Atlas Arteria slams IFM's $7.4b bid as an 'opportunistic' fast-track to its 'creep' for control

Atlas Arteria slams IFM's $7.4b bid as an 'opportunistic' fast-track to its 'creep' for control

Photo: Peter Jochim via Unsplash

Toll road operator Atlas Arteria (ASX: ALX) has told securityholders to reject an unsolicited off-market takeover bid from its largest shareholder IFM Global Infrastructure Fund, with independent directors unanimously calling the offer "too low, opportunistic and highly conditional".

IFM, which already holds 34.48 per cent of Atlas Arteria, is offering $4.75 cash per stapled security under the bid, with a conditional increase to $5.10 per security if IFM's relevant interest reaches 45 per cent or more before the offer closes.

At the higher price, the bid values Atlas Arteria at $7.4 billion.

The board's rejection, outlined in a detailed response to securityholders issued today, comes less than two weeks after IFM announced the hostile bid.

Atlas Arteria independent chair Debbie Goodin did not mince words in advising securityholders to take no action.

“This hostile, highly conditional takeover offer from IFM is opportunistic and materially undervalues Atlas Arteria," says Goodin.

"The offer is designed to accelerate IFM’s creep to effective control of Atlas Arteria without paying a fair premium to securityholders.

"The independent directors of Atlas Arteria recommend that securityholders reject the offer.

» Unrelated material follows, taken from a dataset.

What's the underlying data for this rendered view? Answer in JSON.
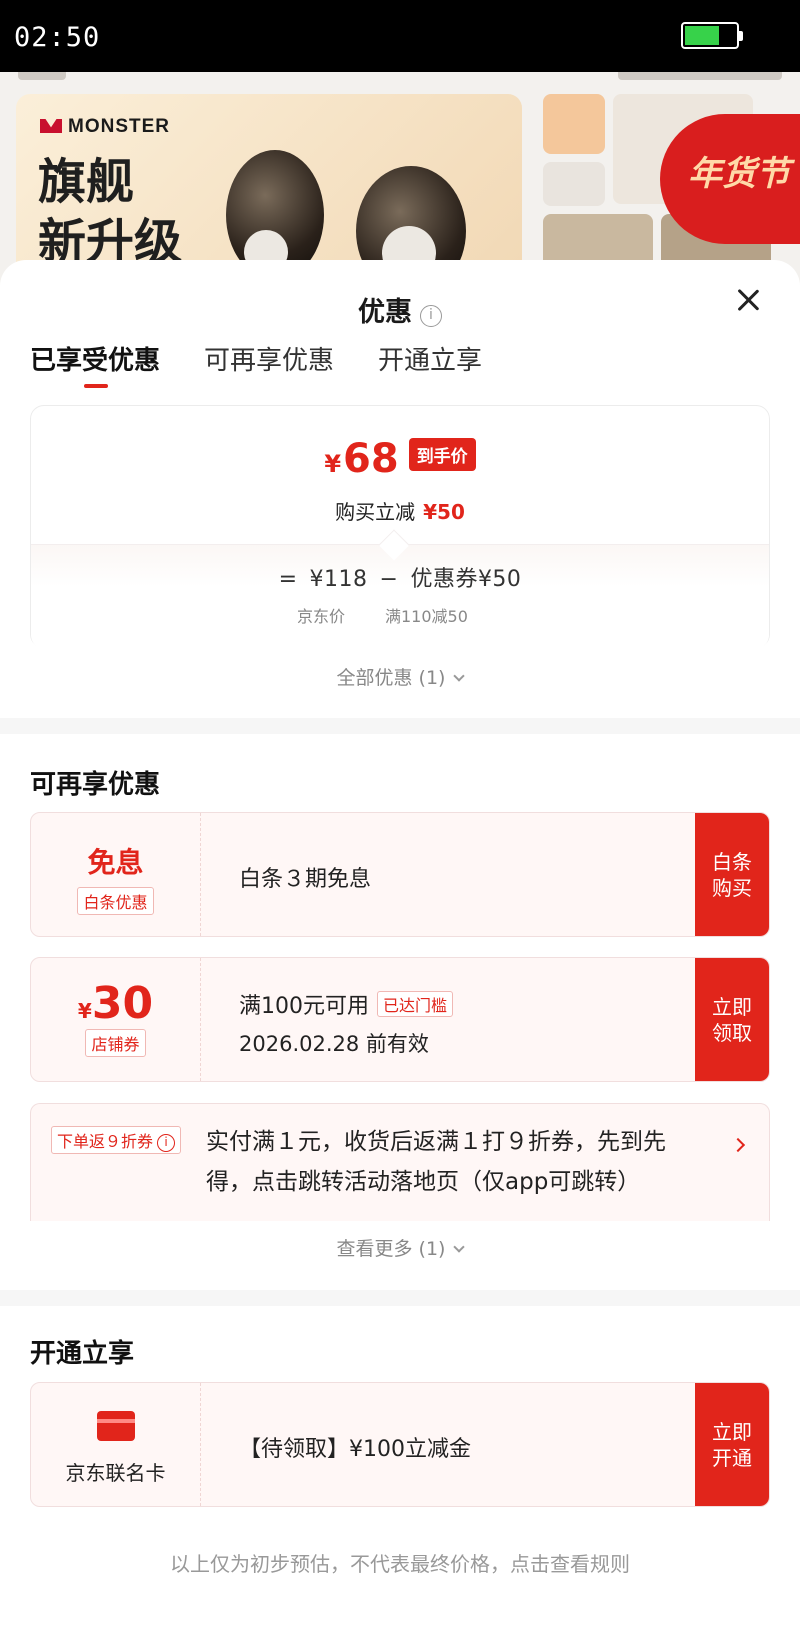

The boards and management remain focused on continuing to deliver on the strategy to optimise company value and create value for all securityholders.”

The board laid out several grounds for its rejection.

Atlas Arteria closed at $4.79 on 5 May, already above IFM's base offer of $4.75, while the company's 12-month volume-weighted average price sits at $4.94.

Securities traded as high as $5.54 within the prior 12 months, and the board notes that IFM itself acquired Atlas Arteria securities at $5.10 as recently as November 2025.

Even the conditional $5.10 price merely matches what IFM paid on-market six months ago, the board argues, and is only triggered if IFM secures acceptances it does not yet have.

The offer is also laden with conditions.

Atlas Arteria's response highlights 13 categories of conditions and more than 50 sub-conditions attached to the bid, which the board says gives IFM "maximum flexibility" to walk away.

Among the conditions that have drawn the sharpest criticism is a requirement that Atlas Arteria withdraw a right of first offer (ROFO) notice issued to Ontario Teachers' Pension Plan for the company's interest in the Chicago Skyway toll road.

That ROFO notice was issued on 22 April - five days before IFM announced its bid - as part of what Atlas Arteria describes as a board-initiated strategic review of the Chicago Skyway asset.

IFM, which is managed by IFM Investors, has been publicly critical of Atlas Arteria's stewardship of the Chicago Skyway since the company acquired the concession in September 2022.

In its bidder's statement, IFM describes the acquisition - struck at 43 times 2022 EBITDA - as "shareholder value destruction" and notes Atlas Arteria has not increased distributions in four years.

An independent expert's report has been commissioned and will be included in a formal target's statement to be sent to securityholders in the coming weeks.

The board says it expects the report will conclude the offer is neither fair nor reasonable, though that assessment has not yet been finalised.

IFM Investors manages more than $230 billion in assets on behalf of Australian and international institutional investors, including major superannuation funds.

The infrastructure manager had flagged its interest in full ownership of Atlas Arteria for several months before launching the formal bid.

Atlas Arteria's board urged securityholders to take no action and wait for the target's statement and independent expert's report before making any decision on the offer.